A simple example illustrates the weakness of entropy rate. Suppose we generate a string using a two state Markov model with no self-transitions, and label the states 0 and 1. Then the Markov chain will always produce
…01010101010101…
If we blindly compute the (block-1) entropy of this sequence, we get 1 bit. But the entropy rate is obviously 0: no entropy is produced by this sequence since it’s completely deterministic. As pointed out by others, it also has a lower Kolmogorov complexity than, say, a random sequence. And yet we would like to think of this sequence has having *more*, not *less*, structure than a random sequence.
Jim Crutchfield, a physicist at UC Davis, has proposed an orthogonal, complementary view of (stationary, ergodic) stochastic processes that better captures our intuitions about ‘information.’ He calls the approach computational mechanics, as in ‘computation-theoretic mechanics.’ A nice, quick review article that motivates his approach can be found here:
http://csc.ucdavis.edu/~chaos/papers/Crutchfield.NaturePhysics2012.pdf
The two-course sequence that Crutchfield has taught on the subject can be found here:
http://csc.ucdavis.edu/~chaos/courses/ncaso/
Computational mechanics is an approach that deserves more attention in the information theory, stochastic processes, and statistics literatures, and yet it’s largely unknown outside of physics (with a few notable exceptions).

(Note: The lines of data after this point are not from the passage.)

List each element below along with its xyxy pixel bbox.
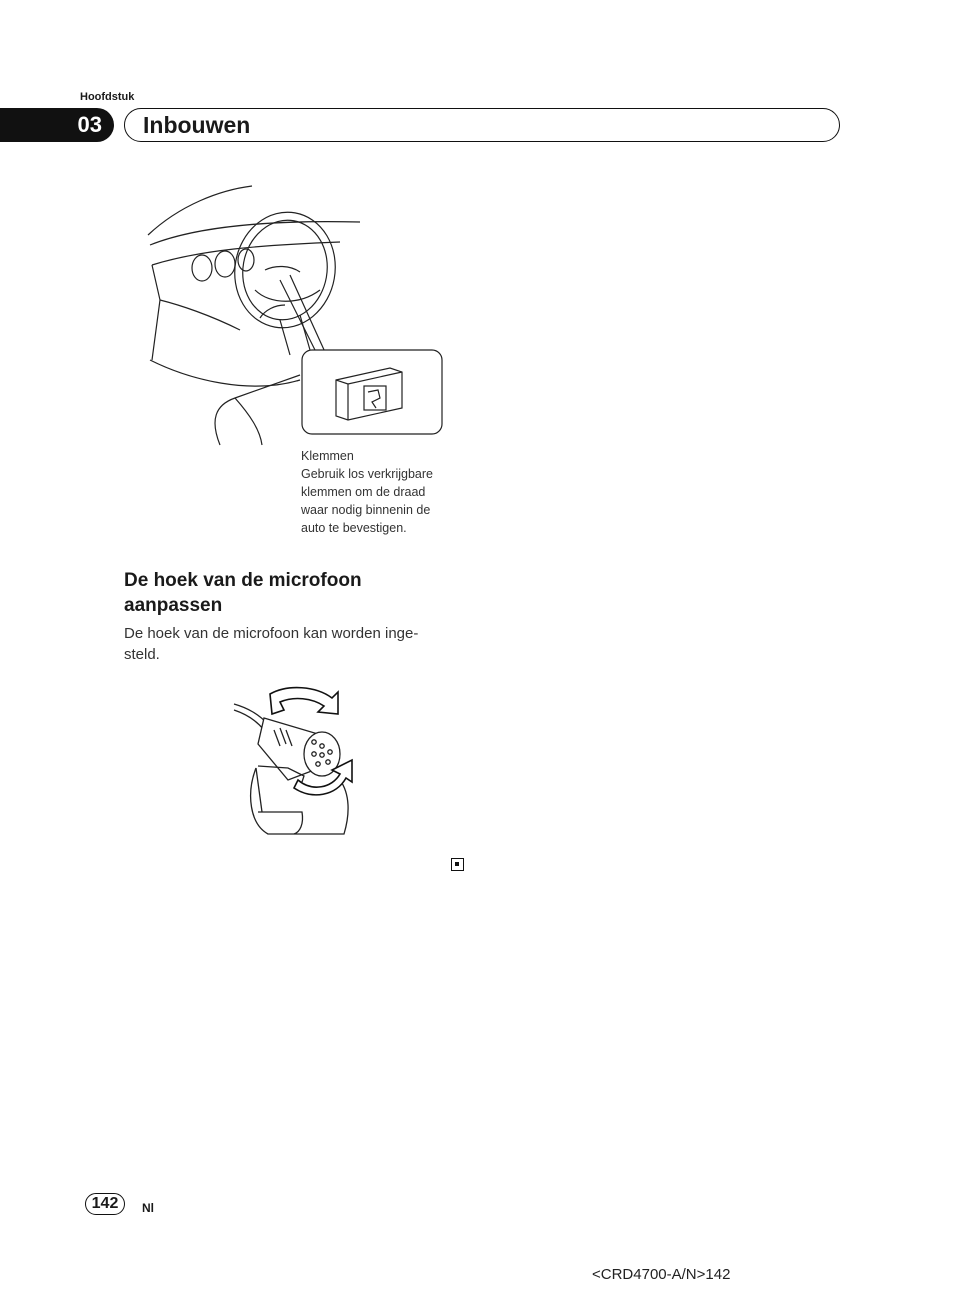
- section-heading-line: aanpassen: [124, 595, 223, 616]
- end-of-section-mark: [451, 858, 464, 871]
- caption-line: waar nodig binnenin de: [301, 503, 431, 517]
- body-line: De hoek van de microfoon kan worden inge-: [124, 625, 419, 642]
- chapter-label: Hoofdstuk: [80, 91, 135, 103]
- page-number: 142: [85, 1193, 125, 1215]
- chapter-title: Inbouwen: [143, 112, 251, 138]
- microphone-angle-illustration: [228, 684, 358, 844]
- language-code: Nl: [142, 1201, 154, 1215]
- body-line: steld.: [124, 646, 160, 663]
- caption-line: auto te bevestigen.: [301, 521, 407, 535]
- dashboard-clamp-illustration: [140, 180, 450, 450]
- caption-line: klemmen om de draad: [301, 485, 426, 499]
- document-code: <CRD4700-A/N>142: [592, 1266, 731, 1283]
- chapter-title-box: [124, 108, 840, 142]
- section-heading: [124, 568, 454, 618]
- caption-line: Gebruik los verkrijgbare: [301, 467, 433, 481]
- section-heading-line: De hoek van de microfoon: [124, 570, 362, 591]
- chapter-number-badge: 03: [0, 108, 114, 142]
- section-body: [124, 623, 454, 665]
- caption-line: Klemmen: [301, 449, 354, 463]
- figure-caption: [301, 447, 461, 537]
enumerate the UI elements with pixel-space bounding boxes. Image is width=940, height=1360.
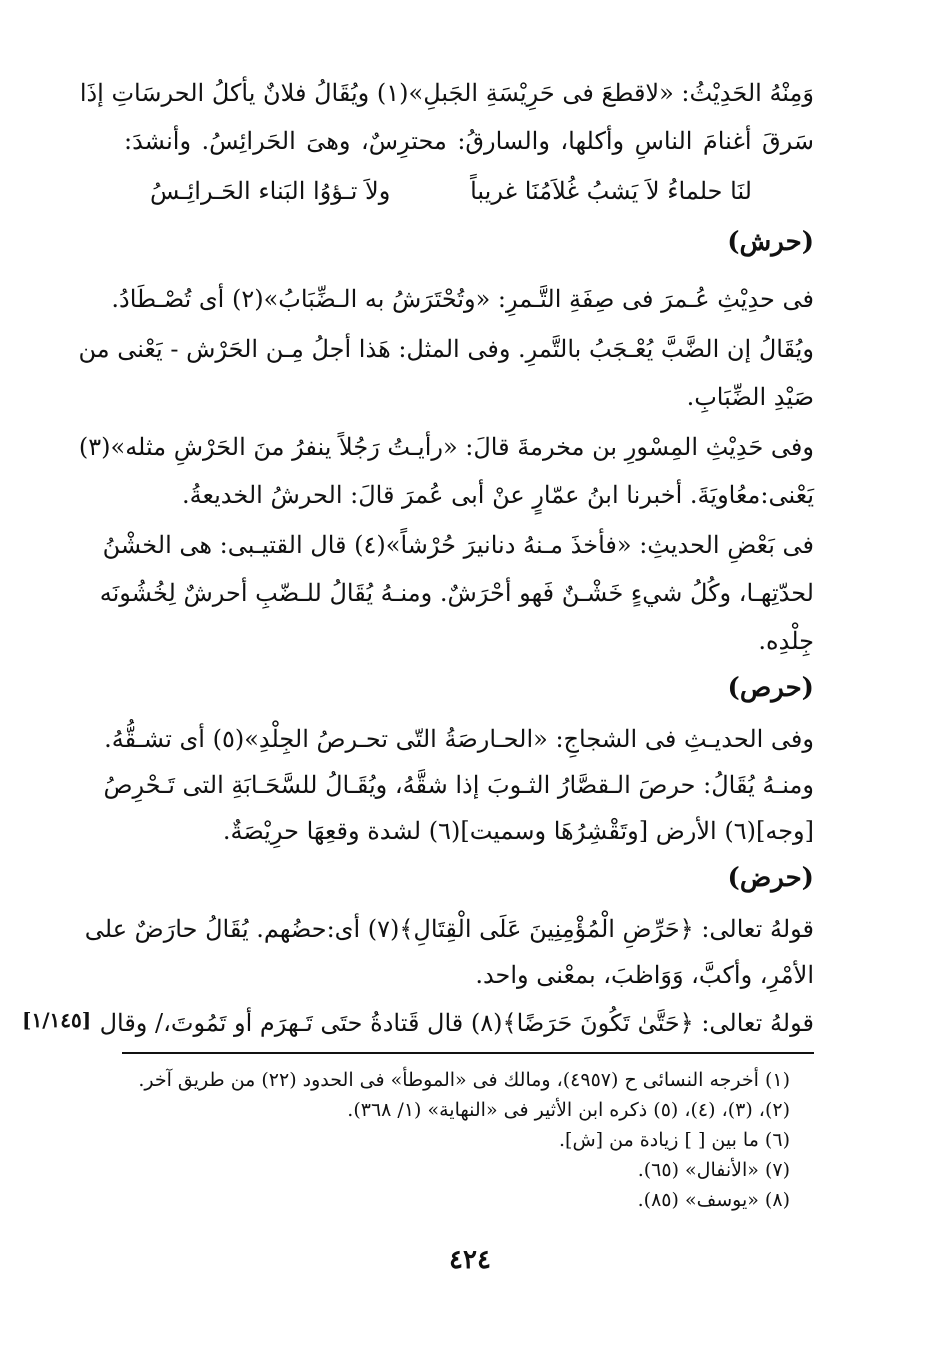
- body-line: وفى الحديـثِ فى الشجاجِ: «الحـارصَةُ التّى تحـرصُ الجِلْدِ»(٥) أى تشـقُّهُ.: [104, 725, 814, 753]
- body-line: وَمِنْهُ الحَدِيْثُ: «لاقطعَ فى حَرِيْسَةِ الجَبلِ»(١) ويُقَالُ فلانٌ يأكلُ الحرسَاتِ إذَا: [79, 79, 814, 107]
- entry-heading: (حرش): [727, 227, 814, 257]
- footnote: (٦) ما بين [ ] زيادة من [ش].: [559, 1129, 790, 1151]
- body-line: [وجه](٦) الأرض [وتَقْشِرُهَا وسميت](٦) لشدة وقعِهَا حرِيْصَةٌ.: [222, 817, 814, 845]
- verse-second-hemistich: ولاَ تـؤوُا البَناء الحَـرائِـسُ: [150, 177, 391, 205]
- footnote: (٨) «يوسف» (٨٥).: [637, 1189, 790, 1211]
- footnote: (٢)، (٣)، (٤)، (٥) ذكره ابن الأثير فى «النهاية» (١/ ٣٦٨).: [347, 1099, 790, 1121]
- entry-heading: (حرص): [727, 673, 814, 703]
- entry-heading: (حرض): [727, 863, 814, 893]
- body-line: قولهُ تعالى: ﴿حَرِّضِ الْمُؤْمِنِينَ عَلَى الْقِتَالِ﴾(٧) أى:حضُهم. يُقَالُ حارَضٌ على: [84, 915, 814, 943]
- verse-first-hemistich: لنَا حلماءُ لاَ يَشبُ غُلاَمُنَا غريباً: [470, 177, 752, 205]
- footnote-divider: [122, 1052, 814, 1054]
- footnote: (١) أخرجه النسائى ح (٤٩٥٧)، ومالك فى «الموطأ» فى الحدود (٢٢) من طريق آخر.: [138, 1069, 790, 1091]
- body-line: سَرقَ أغنامَ الناسِ وأكلها، والسارقُ: محترِسٌ، وهىَ الحَرائِسُ. وأنشدَ:: [124, 127, 814, 155]
- body-line: لحدّتِهـا، وكُلُ شيءٍ خَشْـنٌ فَهو أحْرَشٌ. ومنـهُ يُقَالُ للـضّبِ أحرشٌ لِخُشُونَه: [99, 579, 814, 607]
- body-line: ومنـهُ يُقَالُ: حرصَ الـقصَّارُ الثـوبَ إذا شقَّهُ، ويُقَـالُ للسَّحَـابَةِ التى تَـحْرِصُ: [103, 771, 814, 799]
- body-line: قولهُ تعالى: ﴿حَتَّىٰ تَكُونَ حَرَضًا﴾(٨) قال قَتادةُ حتَى تَـهرَم أو تَمُوتَ،/ وقال: [99, 1009, 814, 1037]
- body-line: يَعْنى:معُاويَةَ. أخبرنا ابنُ عمّارٍ عنْ أبى عُمرَ قالَ: الحرشُ الخديعةُ.: [182, 481, 814, 509]
- footnote: (٧) «الأنفال» (٦٥).: [637, 1159, 790, 1181]
- body-line: الأمْرِ، وأكبَّ، وَوَاظبَ، بمعْنى واحد.: [475, 961, 814, 989]
- body-line: ويُقَالُ إن الضَّبَّ يُعْـجَبُ بالتَّمرِ. وفى المثل: هَذا أجلُ مِـن الحَرْش - يَعْنى من: [78, 335, 814, 363]
- page-number: ٤٢٤: [449, 1245, 491, 1275]
- body-line: جِلْدِه.: [758, 627, 814, 655]
- body-line: فى بَعْضِ الحديثِ: «فأخذَ مـنهُ دنانيرَ حُرْشاً»(٤) قال القتيـبى: هى الخشْنُ: [102, 531, 814, 559]
- body-line: صَيْدِ الضِّبَابِ.: [686, 383, 814, 411]
- body-line: فى حدِيْثِ عُـمرَ فى صِفَةِ التَّـمرِ: «وتُحْتَرَشُ به الـضِّبَابُ»(٢) أى تُصْـطَادُ.: [111, 285, 814, 313]
- body-line: وفى حَدِيْثِ المِسْورِ بن مخرمةَ قالَ: «رأيـتُ رَجُلاً ينفرُ منَ الحَرْشِ مثله»(٣): [78, 433, 814, 461]
- margin-page-reference: [١/١٤٥]: [22, 1008, 92, 1032]
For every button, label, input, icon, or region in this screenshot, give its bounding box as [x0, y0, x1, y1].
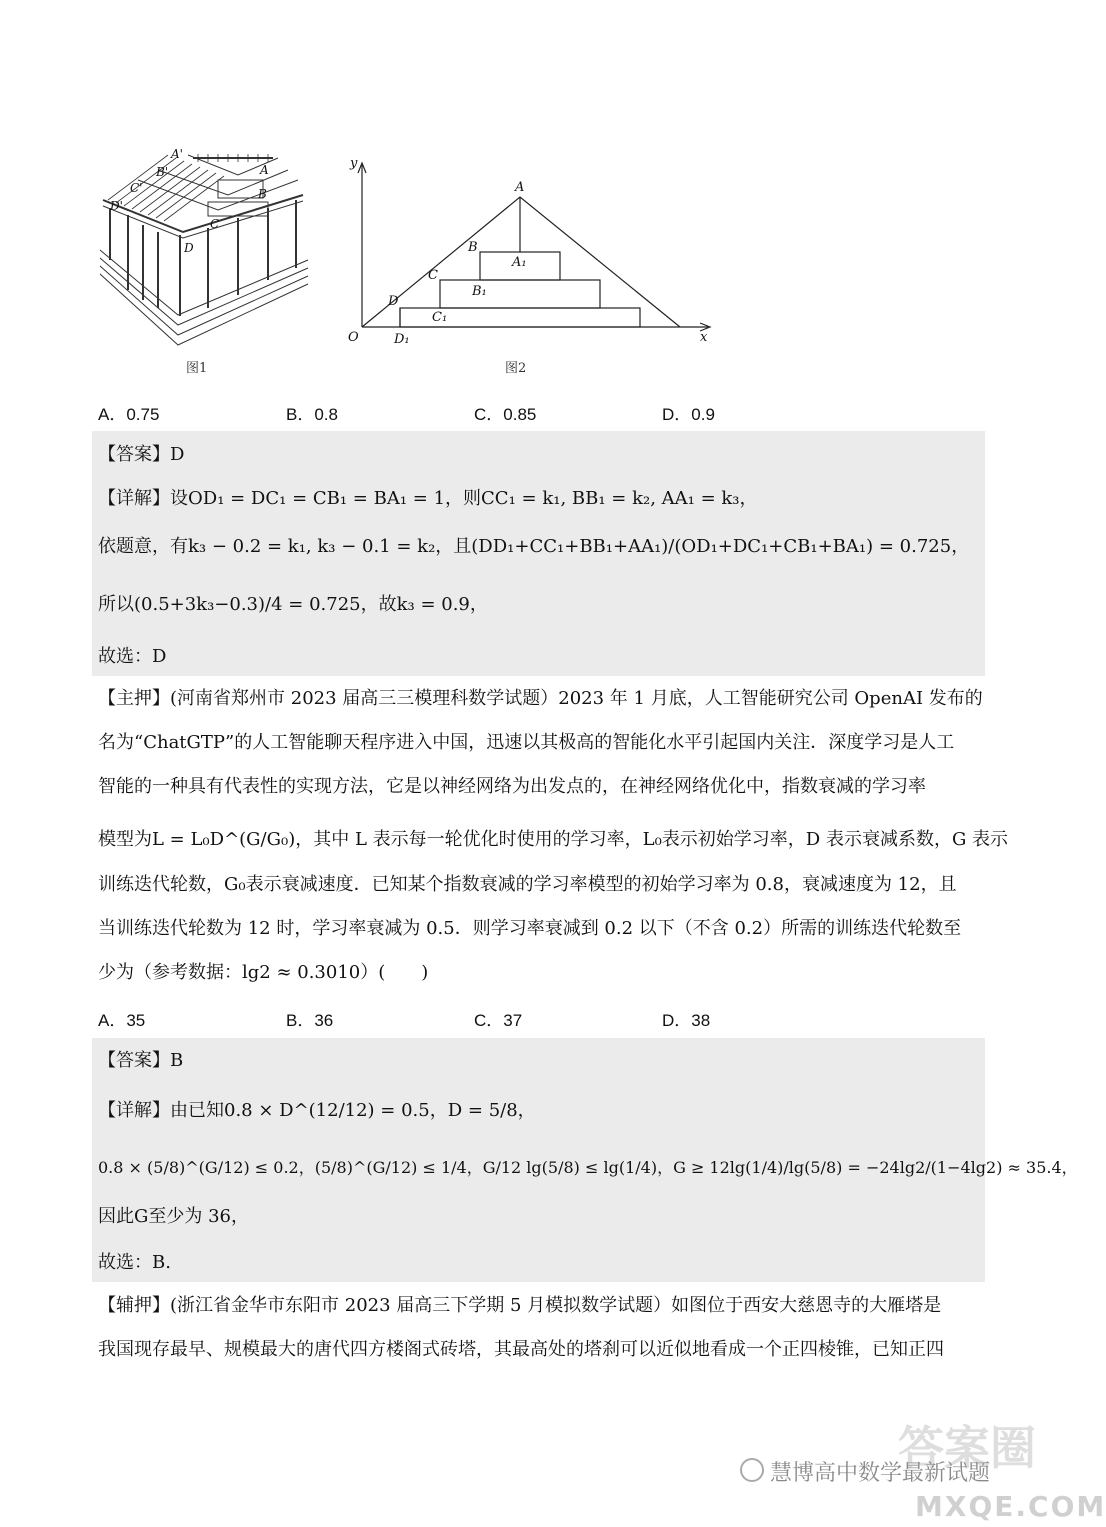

The distinction between the random noise and the maximally compressed stream is that you have a system of decoding the compressed stream. Equating noise to a compressed message ignores the fact that information theory explicitly includes context and a model of encoding/decoding. If you’re looking for meaning, it’s present in the combination of the signal and the model your system uses. This is partially what we’re doing in linguistics when applying information theory to a problem.